Nous revenons une fois encore aux premiers livres du Parzival de Wolfram Von Eschenbach et aux aventures de Gamuret l’Angevin. Pourquoi ? Parce que ce passage a été écrit par Wolfram en dehors de toute influence extérieure. Contrairement aux aventures de Parzival et de Gawan, Wolfram n’est pas en train d’enjoliver une source extérieure. De ce fait, il se rattache, pour faire passer son message, à un autre jeu de symboles qui révèlent son orientation profonde.
Ainsi, après son premier voyage en Orient, Gamuret revient avec une nouvelle armure et nous avons déjà mentionné le heaume de diamant :
"Il n’y avait rien au monde de si précieux que cette armure.
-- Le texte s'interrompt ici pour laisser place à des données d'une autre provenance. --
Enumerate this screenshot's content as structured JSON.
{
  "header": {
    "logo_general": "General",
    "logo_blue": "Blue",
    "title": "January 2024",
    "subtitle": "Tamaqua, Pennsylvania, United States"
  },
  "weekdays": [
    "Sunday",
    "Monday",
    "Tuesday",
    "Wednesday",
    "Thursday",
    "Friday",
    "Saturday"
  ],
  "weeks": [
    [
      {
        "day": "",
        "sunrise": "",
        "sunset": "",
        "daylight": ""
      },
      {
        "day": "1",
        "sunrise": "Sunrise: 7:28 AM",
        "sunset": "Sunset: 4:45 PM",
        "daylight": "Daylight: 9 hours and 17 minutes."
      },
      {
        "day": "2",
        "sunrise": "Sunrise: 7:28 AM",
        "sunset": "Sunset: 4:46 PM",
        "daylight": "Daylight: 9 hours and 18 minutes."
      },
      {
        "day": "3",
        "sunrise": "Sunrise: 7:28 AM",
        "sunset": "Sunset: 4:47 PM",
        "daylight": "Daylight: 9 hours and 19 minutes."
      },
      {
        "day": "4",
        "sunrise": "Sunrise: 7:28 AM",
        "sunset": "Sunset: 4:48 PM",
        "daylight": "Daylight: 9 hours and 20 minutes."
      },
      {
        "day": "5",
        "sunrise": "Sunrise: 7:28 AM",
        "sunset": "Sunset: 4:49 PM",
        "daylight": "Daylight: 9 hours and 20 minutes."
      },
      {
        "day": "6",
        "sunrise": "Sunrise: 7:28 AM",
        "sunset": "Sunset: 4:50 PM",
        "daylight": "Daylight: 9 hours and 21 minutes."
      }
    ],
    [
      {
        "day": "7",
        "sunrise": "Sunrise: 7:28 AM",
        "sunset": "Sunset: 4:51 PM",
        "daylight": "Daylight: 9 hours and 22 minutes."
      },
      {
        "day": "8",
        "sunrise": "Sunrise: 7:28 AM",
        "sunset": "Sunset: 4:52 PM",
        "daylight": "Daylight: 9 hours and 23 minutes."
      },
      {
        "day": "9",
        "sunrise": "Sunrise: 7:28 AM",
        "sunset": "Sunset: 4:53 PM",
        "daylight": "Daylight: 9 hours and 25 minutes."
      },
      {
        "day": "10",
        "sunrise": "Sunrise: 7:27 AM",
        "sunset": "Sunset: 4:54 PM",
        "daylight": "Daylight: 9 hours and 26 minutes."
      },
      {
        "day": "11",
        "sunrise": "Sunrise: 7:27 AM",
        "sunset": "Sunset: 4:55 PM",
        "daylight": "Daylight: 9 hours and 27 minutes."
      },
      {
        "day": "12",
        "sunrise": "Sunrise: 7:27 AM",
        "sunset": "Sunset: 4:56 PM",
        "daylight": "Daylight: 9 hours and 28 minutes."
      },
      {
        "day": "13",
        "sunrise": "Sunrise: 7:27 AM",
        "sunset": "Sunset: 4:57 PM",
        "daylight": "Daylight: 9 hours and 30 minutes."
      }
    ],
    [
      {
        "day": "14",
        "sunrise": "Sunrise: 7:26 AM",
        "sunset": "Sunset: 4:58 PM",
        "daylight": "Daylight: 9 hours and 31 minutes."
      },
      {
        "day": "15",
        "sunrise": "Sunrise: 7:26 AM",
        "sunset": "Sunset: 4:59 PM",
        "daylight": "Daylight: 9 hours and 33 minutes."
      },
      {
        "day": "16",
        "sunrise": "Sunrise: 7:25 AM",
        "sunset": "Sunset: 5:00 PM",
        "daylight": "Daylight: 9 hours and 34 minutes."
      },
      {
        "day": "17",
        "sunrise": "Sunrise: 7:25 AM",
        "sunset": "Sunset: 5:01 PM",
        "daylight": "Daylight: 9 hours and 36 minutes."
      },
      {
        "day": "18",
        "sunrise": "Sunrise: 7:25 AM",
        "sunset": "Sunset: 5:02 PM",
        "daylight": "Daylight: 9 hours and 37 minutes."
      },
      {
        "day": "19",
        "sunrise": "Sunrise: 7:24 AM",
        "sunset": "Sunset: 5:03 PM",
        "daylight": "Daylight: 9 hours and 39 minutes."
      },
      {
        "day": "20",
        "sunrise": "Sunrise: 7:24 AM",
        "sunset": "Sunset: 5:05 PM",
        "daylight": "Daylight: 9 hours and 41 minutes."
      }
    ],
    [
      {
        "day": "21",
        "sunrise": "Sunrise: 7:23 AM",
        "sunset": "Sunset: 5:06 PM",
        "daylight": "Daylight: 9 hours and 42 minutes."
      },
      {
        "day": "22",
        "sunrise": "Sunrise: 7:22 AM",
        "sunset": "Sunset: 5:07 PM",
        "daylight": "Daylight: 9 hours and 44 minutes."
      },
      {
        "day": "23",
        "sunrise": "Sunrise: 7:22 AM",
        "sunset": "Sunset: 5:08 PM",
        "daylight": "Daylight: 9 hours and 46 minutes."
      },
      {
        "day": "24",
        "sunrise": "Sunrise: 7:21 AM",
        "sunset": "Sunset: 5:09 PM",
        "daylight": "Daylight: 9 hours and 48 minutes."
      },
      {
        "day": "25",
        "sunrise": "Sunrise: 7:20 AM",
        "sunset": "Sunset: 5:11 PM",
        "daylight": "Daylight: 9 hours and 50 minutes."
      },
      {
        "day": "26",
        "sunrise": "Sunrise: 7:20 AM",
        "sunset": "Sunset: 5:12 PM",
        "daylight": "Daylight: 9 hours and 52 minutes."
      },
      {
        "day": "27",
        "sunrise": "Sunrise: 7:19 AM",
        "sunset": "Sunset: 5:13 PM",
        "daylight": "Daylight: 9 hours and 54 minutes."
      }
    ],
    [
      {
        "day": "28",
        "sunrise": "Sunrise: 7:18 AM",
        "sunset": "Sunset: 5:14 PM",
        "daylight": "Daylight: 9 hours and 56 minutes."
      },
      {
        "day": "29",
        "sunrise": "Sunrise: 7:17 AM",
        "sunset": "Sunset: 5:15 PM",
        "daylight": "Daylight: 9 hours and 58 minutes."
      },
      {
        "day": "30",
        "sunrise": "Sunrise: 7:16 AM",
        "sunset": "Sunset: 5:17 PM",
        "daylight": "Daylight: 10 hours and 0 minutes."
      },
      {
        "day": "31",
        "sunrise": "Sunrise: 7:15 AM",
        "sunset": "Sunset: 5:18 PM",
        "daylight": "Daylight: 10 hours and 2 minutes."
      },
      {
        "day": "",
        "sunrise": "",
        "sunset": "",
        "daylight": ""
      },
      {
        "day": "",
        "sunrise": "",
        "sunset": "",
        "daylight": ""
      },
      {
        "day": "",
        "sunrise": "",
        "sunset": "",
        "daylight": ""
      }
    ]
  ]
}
Gamuret contempla le diamant dont était fait le heaume ; on y avait fixé une ancre, dans laquelle étaient incrustées des pierreries, toutes fort grosses. C’était là, à dire vrai, une lourde charge. Le héros était magnifiquement équipé. Quels étaient me demanderez-vous les ornements de son écu ? En son milieu était fixée une précieuse boucle d’or d’Arabie ; toute rouge, elle avait un tel poli qu’on pouvait s’y mirer. Au dessus de la boucle, on voyait une ancre de sable".
Ainsi, Gamuret a abandonné la panthère de ses ancêtres pour une ancre. Mais cette ancre est lourde de signification. En effet, elle nous relie à un symbole très courant chez les premiers chrétiens et surtout, à l’époque de Wolfram, chez les bogomiles.
Cette ancre étai en même temps associée à la vigne, à l’arbre de vie et à la croix. Dans ce symbolisme, l’ancre est un rappel de la barque de vie. Coupe et nef de font qu’un et on retrouve à nouveau, comme un résumé du processus des mystères gnostiques l’association du Graal et de l’arbre de vie.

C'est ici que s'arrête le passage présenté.